I'm no expert, but I feel fairly confident when working around tornadoes. I have taken storm spotter training. I keep very aware and listen to the police and emergency management folks on the radio, they are always pretty much on top of it. A couple times I have been closer than I would have liked. Once, I was on an overpass and really shouldn't have been. Another time, chasing a rare December tornado, I was right behind it and almost wrecked my car. On Friday, I had rushed to the path of a tornado that had just passed, only to find myself in the path of a second tornado. As the hail fell all around, I realized I was in a bad spot. I just wasn't expecting the back to back tornadoes. I think the second tornado passed within a half a mile, it flipped an 18-wheeler just down the road from me. I owe my guardian angel a beer.

Some tornadoes are worse than others. The April 27 tornado wiped the earth clean wherever it touched down. It was like demons took an eraser and just cleaned a mile wide strip of land. There was just nothing left, nothing at all. The tornadoes on Friday, while awful, damaged a much smaller path and the level of destruction was much less. But, if it was your home in the direct path, it didn't matter.
It is unbelievable these tornadoes took the exact same path as the April 27th tornadoes. While shooting the damage and clean-up, I had a hard time telling what damage was from this tornado and from the April 27th tornado. Finally I started to see the color of the wood as the indicator of recent destruction. If it was yellow, clean wood - it was the latest tornado.

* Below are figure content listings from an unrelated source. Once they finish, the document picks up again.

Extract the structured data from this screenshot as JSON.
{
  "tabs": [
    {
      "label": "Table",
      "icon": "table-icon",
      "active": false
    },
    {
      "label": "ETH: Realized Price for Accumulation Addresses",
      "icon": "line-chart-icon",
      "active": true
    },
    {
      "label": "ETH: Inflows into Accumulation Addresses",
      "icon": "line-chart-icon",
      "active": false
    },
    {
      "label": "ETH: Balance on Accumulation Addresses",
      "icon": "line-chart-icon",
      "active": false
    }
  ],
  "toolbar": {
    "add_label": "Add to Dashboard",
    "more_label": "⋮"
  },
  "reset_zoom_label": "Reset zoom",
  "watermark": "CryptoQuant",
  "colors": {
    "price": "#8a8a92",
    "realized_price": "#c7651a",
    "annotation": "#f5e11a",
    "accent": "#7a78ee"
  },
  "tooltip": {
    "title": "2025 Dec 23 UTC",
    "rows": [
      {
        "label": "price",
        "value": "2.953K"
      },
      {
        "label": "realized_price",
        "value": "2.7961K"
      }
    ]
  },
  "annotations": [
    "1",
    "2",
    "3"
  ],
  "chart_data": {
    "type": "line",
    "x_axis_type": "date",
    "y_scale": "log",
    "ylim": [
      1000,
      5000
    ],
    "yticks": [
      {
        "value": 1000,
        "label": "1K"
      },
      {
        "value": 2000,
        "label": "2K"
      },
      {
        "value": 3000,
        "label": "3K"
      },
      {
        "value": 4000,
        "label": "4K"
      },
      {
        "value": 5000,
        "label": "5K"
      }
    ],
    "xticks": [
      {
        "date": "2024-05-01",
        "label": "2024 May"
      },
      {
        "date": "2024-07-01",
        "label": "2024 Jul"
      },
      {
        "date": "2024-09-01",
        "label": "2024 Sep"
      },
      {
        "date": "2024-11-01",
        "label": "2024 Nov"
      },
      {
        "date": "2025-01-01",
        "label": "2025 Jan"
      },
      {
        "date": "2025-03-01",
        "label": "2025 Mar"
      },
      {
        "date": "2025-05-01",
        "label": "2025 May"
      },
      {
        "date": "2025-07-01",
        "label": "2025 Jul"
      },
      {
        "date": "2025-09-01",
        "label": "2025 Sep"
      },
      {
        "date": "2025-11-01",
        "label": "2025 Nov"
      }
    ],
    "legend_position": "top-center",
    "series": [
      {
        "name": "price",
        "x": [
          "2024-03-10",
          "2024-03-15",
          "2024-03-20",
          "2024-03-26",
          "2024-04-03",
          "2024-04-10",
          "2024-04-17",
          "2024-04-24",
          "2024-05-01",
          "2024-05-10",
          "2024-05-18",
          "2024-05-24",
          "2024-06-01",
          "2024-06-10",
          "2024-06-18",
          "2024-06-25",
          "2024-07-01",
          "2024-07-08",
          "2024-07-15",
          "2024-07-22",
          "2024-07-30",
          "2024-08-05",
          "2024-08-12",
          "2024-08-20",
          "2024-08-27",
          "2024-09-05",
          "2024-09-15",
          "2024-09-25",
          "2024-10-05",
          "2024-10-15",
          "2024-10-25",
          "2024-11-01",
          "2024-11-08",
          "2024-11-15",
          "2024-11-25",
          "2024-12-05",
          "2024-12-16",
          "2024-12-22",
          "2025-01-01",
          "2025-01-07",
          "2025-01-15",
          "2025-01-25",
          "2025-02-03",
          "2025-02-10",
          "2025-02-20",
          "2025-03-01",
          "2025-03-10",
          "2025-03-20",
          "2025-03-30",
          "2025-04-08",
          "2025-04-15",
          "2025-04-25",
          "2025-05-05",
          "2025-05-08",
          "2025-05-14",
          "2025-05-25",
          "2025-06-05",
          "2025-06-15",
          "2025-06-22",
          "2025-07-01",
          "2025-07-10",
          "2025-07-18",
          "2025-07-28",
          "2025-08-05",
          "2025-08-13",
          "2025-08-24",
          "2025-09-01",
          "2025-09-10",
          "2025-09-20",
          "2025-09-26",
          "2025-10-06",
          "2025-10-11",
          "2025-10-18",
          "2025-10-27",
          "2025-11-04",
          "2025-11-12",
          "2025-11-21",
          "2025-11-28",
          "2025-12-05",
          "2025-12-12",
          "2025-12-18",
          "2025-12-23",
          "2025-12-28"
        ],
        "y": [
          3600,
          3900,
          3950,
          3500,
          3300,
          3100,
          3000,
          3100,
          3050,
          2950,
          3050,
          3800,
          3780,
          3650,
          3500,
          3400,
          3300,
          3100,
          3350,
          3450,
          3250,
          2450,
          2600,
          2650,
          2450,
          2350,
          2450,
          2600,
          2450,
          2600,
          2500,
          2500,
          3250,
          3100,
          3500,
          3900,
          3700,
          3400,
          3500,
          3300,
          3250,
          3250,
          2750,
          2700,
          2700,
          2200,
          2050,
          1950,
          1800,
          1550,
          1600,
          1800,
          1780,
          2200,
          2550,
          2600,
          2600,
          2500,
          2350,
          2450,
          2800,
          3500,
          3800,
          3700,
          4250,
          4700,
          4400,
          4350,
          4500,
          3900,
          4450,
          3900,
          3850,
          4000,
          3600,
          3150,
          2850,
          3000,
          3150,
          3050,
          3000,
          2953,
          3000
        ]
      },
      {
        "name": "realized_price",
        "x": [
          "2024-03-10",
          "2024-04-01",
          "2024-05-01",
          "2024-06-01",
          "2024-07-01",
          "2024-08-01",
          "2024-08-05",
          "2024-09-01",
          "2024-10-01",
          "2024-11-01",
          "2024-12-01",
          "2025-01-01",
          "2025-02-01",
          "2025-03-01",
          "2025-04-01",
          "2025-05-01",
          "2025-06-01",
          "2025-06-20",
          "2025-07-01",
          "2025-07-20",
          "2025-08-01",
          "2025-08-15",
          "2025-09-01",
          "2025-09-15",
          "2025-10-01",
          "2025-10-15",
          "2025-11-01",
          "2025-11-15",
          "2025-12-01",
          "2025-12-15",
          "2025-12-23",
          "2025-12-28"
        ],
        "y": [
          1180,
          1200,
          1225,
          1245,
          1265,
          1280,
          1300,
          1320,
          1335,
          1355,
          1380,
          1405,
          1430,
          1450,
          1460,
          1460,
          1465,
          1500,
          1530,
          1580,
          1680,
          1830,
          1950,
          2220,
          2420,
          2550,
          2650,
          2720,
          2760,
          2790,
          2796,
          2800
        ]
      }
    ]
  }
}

If the shattered homes were showing darker, weathered wood - they were destroyed in the April 27th storms. I was shooting on the same roads as before, Yarbrough Road, Jeff Road, Anderson Hills. This is the third time Anderson Hills has been hit by a tornado. It's just chance that it happened this way, but people have come up with all sorts of theories why these three tornadoes would follow the same path - gravity waves, the shape of the land, and proximity to the mountains. I think it's just chance, but don't tell that to someone's home that has been hit twice by a twister.
A few years ago I found my film from the '89 tornado on Airport Road. I was looking through the images of the destroyed Goldbro, Holy Spirit Church, Winn Dixie, the Westbury Apartments. Most things I remembered. The images stick with me in my mind - it was the first major natural disaster I had ever photographed. To this day it is one of the biggest news events I have ever covered.
While looking through the images, I kept finding these photos of dead pets. A dead dog in the rubble or a dead cat in the road. I had a handful of these photos. Horrible photos. I don't remember shooting any of them. Not at all. I was quite shocked, in fact, when I saw I had shot them. I just didn't remember them. It's funny how the mind can block the bad from our memory. I think that is a good thing. I don't know if we could survive if we remembered the horrible things with the intensity with which they happened.